Infine, il medievalista Michel Pastoureau, dalle colonne del quotidiano cattolico La Croix, è arrivato a proporre una via d’uscita per la cattedrale, un male minore, che è quello di farne un museo, perché “chi può venire a pregare, anche solo a meditare, in questo luogo dove orde di turisti circolano tutto il giorno, non sempre rispettando le barriere che li separano dai fedeli o i tempi delle Messe e degli uffici”.
Per questo, con la scusa dell’impossibile convivenza tra turisti e fedeli, Pastoureau arriva a proporre di sconsacrare la cattedrale.
Una proposta provocatoria, certo, ma che si inserisce in un dibattito che davvero sta surrettiziamente cercando di togliere a Notre Dame la sua identità, approfittando dell’incendio.
Monsignor Chauvet, attuale rettore dalla cattedrale, ha spiegato nel documentario Sauver Notre Dame, ha spiegato che “è tutta l’anima dell’umanità che risiede in questo mucchio di pietre disposte una sopra l’altra come un genio miracoloso”. Nello stesso documentario, Chauvet ha anche parlato della lotta che sta compiendo per difendere la dimensione spirituale della sua cattedrale. Lui lo chiama “Il mistero della Madonna”.
Ed è paradossale che tutto questo succeda in un anno in cui la Chiesa di Francia festeggia il 600esimo anniversario della nascita di Giovanna d’Arco e si celebra il Giubileo di Santa Genoveffa patrona di Parigi nata 1600 anni fa, mentre sono appena terminate le celebrazioni per i 900 anni della presenza del Sacro Copricapo a Cahors ed era in corso il Giubileo della basilica delle Sacre Coeur a Montmartre - basilica voluta dal popolo che nacque proprio nel mezzo di una Francia ormai secolarizzata dalla Rivoluzione.
C’è, insomma, in Francia una tradizione cattolica plurisecolare che da secoli si prova a spazzare via.

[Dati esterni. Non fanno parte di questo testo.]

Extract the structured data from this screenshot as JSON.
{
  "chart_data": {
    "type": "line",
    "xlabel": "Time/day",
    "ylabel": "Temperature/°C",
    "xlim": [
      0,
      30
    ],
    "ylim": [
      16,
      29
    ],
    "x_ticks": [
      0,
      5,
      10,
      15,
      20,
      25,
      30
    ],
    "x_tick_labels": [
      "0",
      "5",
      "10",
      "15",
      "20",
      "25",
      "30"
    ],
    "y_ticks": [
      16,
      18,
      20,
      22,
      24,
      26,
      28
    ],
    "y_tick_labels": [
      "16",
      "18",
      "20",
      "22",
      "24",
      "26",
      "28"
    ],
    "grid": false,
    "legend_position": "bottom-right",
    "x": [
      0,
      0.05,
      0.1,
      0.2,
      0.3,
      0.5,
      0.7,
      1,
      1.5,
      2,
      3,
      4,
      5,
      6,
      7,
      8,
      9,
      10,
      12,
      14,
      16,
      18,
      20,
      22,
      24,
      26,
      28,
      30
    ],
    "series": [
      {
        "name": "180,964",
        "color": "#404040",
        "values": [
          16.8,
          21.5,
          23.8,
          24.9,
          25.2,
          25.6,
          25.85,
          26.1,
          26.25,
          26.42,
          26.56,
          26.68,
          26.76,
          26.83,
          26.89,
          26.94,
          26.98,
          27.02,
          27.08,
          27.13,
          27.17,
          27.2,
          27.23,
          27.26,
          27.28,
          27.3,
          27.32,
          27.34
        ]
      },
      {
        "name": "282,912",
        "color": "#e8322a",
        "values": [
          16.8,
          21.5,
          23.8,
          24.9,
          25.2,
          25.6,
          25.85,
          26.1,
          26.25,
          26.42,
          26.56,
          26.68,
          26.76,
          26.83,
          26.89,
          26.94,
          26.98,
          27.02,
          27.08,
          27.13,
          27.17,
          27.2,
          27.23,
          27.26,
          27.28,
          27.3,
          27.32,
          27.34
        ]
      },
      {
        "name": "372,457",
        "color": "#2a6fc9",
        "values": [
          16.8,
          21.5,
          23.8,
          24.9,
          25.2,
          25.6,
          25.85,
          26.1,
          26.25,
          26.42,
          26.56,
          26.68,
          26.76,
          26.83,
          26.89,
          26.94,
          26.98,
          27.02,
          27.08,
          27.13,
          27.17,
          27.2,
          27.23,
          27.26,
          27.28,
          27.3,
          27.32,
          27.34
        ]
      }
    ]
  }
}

E non lo dicono solo i dati dell’Osservatorio della Cristianofobia, che non manca di segnalare attacchi alle chiese francesi.
Lo dicono anche i dati delle chiese che sono state sconsacrate, numeri impietosi in Europa ma ancora di più in Francia. Le ultime proiezioni riguardavano il 2018, anno nel quale 58 diocesi in Francia non hanno registrato nuove vocazioni. In tutto il Paese le ordinazioni saranno 114, meno dello scorso anno (133): la fonte, La Croix, riporta che 82 sono preti diocesani. Se mancano i sacerdoti, chiudono le chiese. Ancora non c’è un censimento che rileva quanti sono gli edifici sacri dismessi in Europa, ma i Paesi più soggetti all’abbandono delle chiese sono Francia, Belgio, Olanda, Svizzera, Stati Uniti, Canada.

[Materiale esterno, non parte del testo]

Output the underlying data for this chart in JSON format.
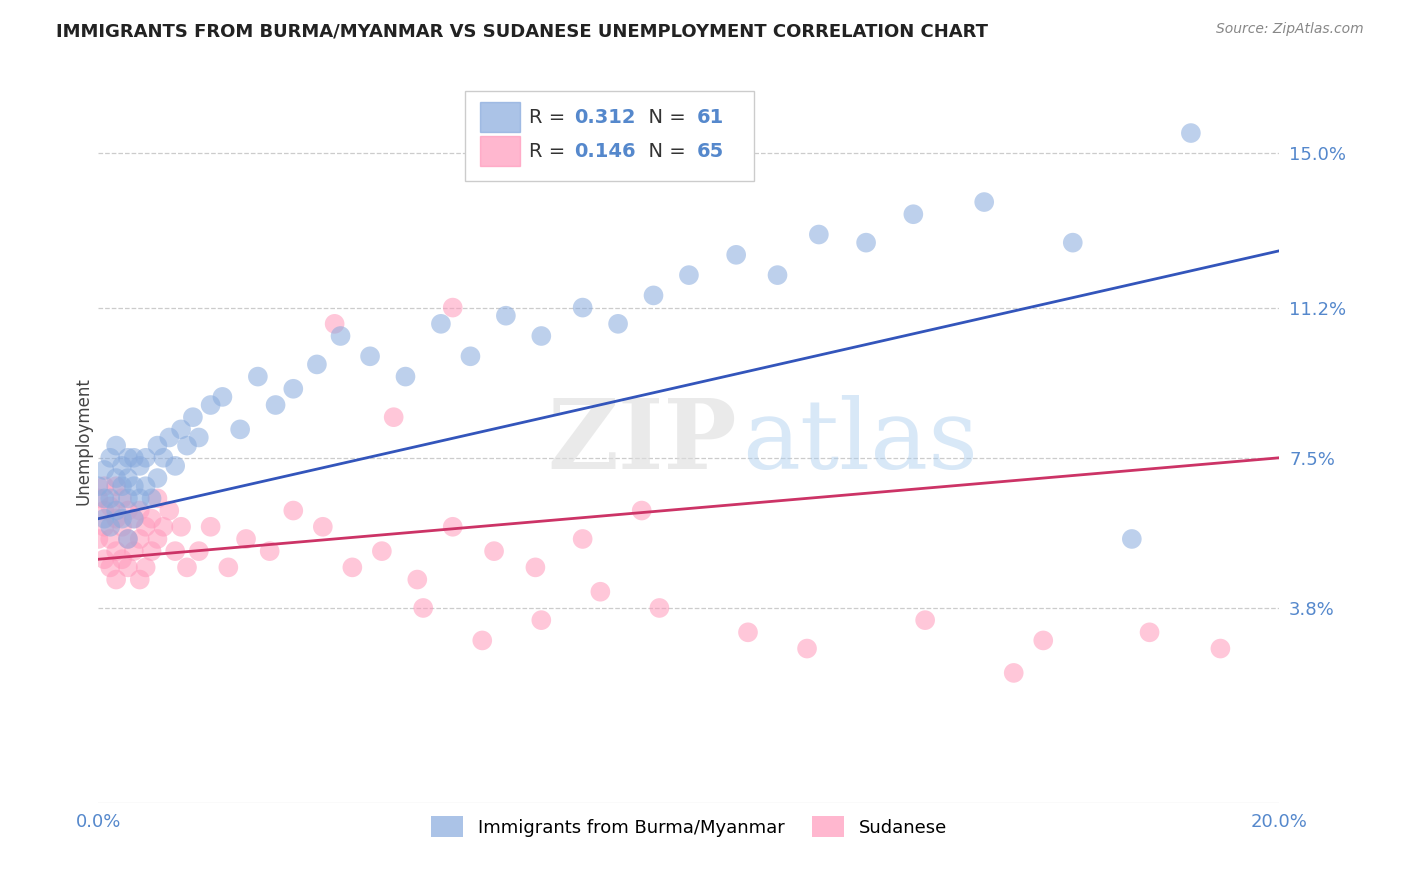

La chiusura alla funzione del luogo di culto cattolico implica tre strade: o l’abbandono totale o la musealizzazione oppure la riconversione ad altra profana funzione. La scelta del Museo è spesso quella più battuta dopo quella dell’abbandono, perché le chiese sono sempre state concepite come luoghi di arte, in cui tutti i linguaggi potessero parlare della salvezza di Dio.
Ormai, invece, sono molti i casi in cui le chiese vengono riconvertite in altro tipo di edifici, persino in night club, come si seppe da un convegno organizzato dal Pontificio Consiglio della Cultura intitolato “Dio non abita più qui”, da cui sono venute anche le linee guida per far tornare ad abitare le chiese dismesse.
Il problema, però, è soprattutto culturale, e il dibattito che si è creato intorno a Notre Dame racconta di un mondo secolare che prova ad usare ogni mezzo pur di prendere il controllo delle chiese. Come successe durante la rivoluzione, quando la stessa Notre Dame fu trasformata in tempio della ragione e persino in stalla. Come è successo durante il comunismo, dove le chiese furono persino convertite in palestre e magazzini. Come si prova a fare adesso a Notre Dame, con la scusa dell’eccessivo turismo.